If the Wyoming crater field is confirmed to be a secondary crater field, Singer says, it would be “a great comparison to craters on other planets.” Secondary craters are a record of all the fragments ejected from the parent crater, so they are really useful for understanding how craters form and how physics works.”
“This article is very interesting and important…” says planetary geologist Stephen Jaret of the American Museum of Natural History, who was not involved in the new study. “Although scientists have assumed that secondary craters also occur on Earth, it is now nice to have direct evidence that they can occur even in dense atmospheres.”

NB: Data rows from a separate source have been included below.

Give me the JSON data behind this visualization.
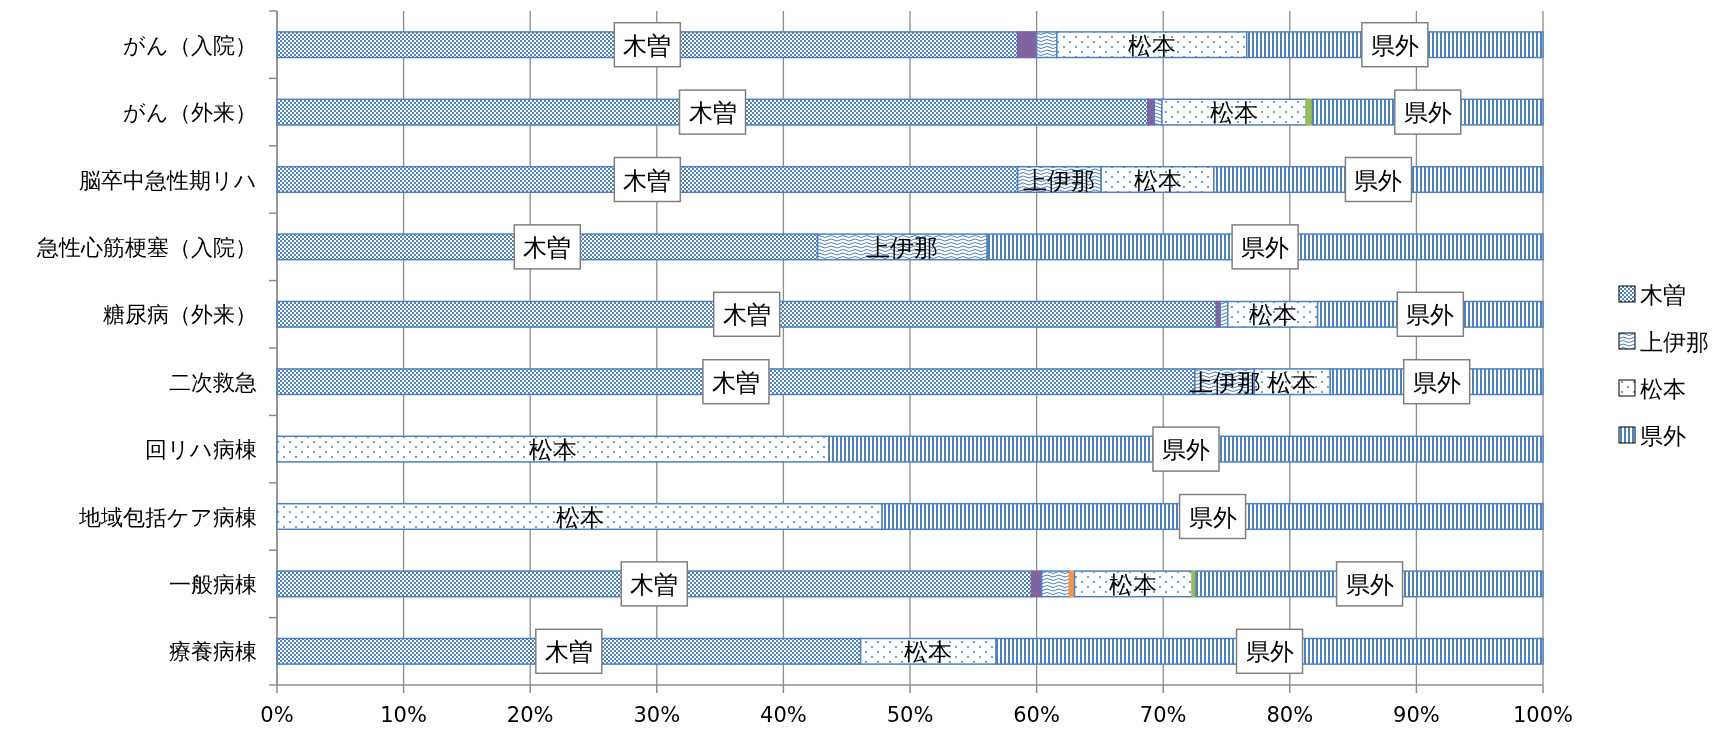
{
  "chart_data": {
    "type": "bar",
    "orientation": "horizontal",
    "stacked": true,
    "grid": "x",
    "legend": "right",
    "categories": [
      "がん（入院）",
      "がん（外来）",
      "脳卒中急性期リハ",
      "急性心筋梗塞（入院）",
      "糖尿病（外来）",
      "二次救急",
      "回リハ病棟",
      "地域包括ケア病棟",
      "一般病棟",
      "療養病棟"
    ],
    "xlim": [
      0,
      100
    ],
    "xticks": [
      {
        "value": 0,
        "label": "0%"
      },
      {
        "value": 10,
        "label": "10%"
      },
      {
        "value": 20,
        "label": "20%"
      },
      {
        "value": 30,
        "label": "30%"
      },
      {
        "value": 40,
        "label": "40%"
      },
      {
        "value": 50,
        "label": "50%"
      },
      {
        "value": 60,
        "label": "60%"
      },
      {
        "value": 70,
        "label": "70%"
      },
      {
        "value": 80,
        "label": "80%"
      },
      {
        "value": 90,
        "label": "90%"
      },
      {
        "value": 100,
        "label": "100%"
      }
    ],
    "series": [
      {
        "name": "木曽",
        "color": "#4f81bd",
        "values": [
          58.5,
          68.8,
          58.5,
          42.7,
          74.2,
          72.5,
          0,
          0,
          59.6,
          46.1
        ],
        "value_labels": [
          "木曽",
          "木曽",
          "木曽",
          "木曽",
          "木曽",
          "木曽",
          null,
          null,
          "木曽",
          "木曽"
        ]
      },
      {
        "color": "#8064a2",
        "values": [
          1.5,
          0.5,
          0,
          0,
          0.3,
          0,
          0,
          0,
          0.8,
          0
        ]
      },
      {
        "name": "上伊那",
        "color": "#4f81bd",
        "values": [
          1.6,
          0.6,
          6.6,
          13.4,
          0.6,
          4.7,
          0,
          0,
          2.2,
          0
        ],
        "value_labels": [
          null,
          null,
          "上伊那",
          "上伊那",
          null,
          "上伊那",
          null,
          null,
          null,
          null
        ]
      },
      {
        "color": "#f79646",
        "values": [
          0,
          0,
          0,
          0,
          0,
          0,
          0,
          0,
          0.4,
          0
        ]
      },
      {
        "name": "松本",
        "color": "#4f81bd",
        "values": [
          15.0,
          11.4,
          8.9,
          0,
          7.1,
          6.0,
          43.6,
          47.8,
          9.3,
          10.7
        ],
        "value_labels": [
          "松本",
          "松本",
          "松本",
          null,
          "松本",
          "松本",
          "松本",
          "松本",
          "松本",
          "松本"
        ]
      },
      {
        "color": "#9bbb59",
        "values": [
          0,
          0.5,
          0,
          0,
          0,
          0,
          0,
          0,
          0.3,
          0
        ]
      },
      {
        "name": "県外",
        "color": "#4f81bd",
        "values": [
          23.4,
          18.2,
          26.0,
          43.9,
          17.8,
          16.8,
          56.4,
          52.2,
          27.4,
          43.2
        ],
        "value_labels": [
          "県外",
          "県外",
          "県外",
          "県外",
          "県外",
          "県外",
          "県外",
          "県外",
          "県外",
          "県外"
        ]
      }
    ]
  }
}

Jareth added that “Detecting impact quartz in these secondary craters is very important. Impact quartz only naturally occurs when hit by a very fast moving object. Even meteorites hitting the ground don’t fall fast enough to shock the quartz. material ejected from the primary crater returns downward with sufficient velocity and energy to generate a shock wave.”
Another outside researcher, Canadian planetary scientist Gordon Oskinsky of the University of Western Ontario, agrees that the paper is strong. However, he was also struck by the age of the crater field. “This is evidence of an element of luck in geology.
In this case, it turned out that this field was not only preserved, but also was exposed on the surface in an area with a large amount of rocks in this period of the Earth’s history – when there are scientists nearby to study them”.
As always, additional data is needed for confirmation. In particular, finding a primary crater would support the team’s hypothesis, Singer said. But in the end, finding new evidence is what Sandell calls “exciting science in the making.”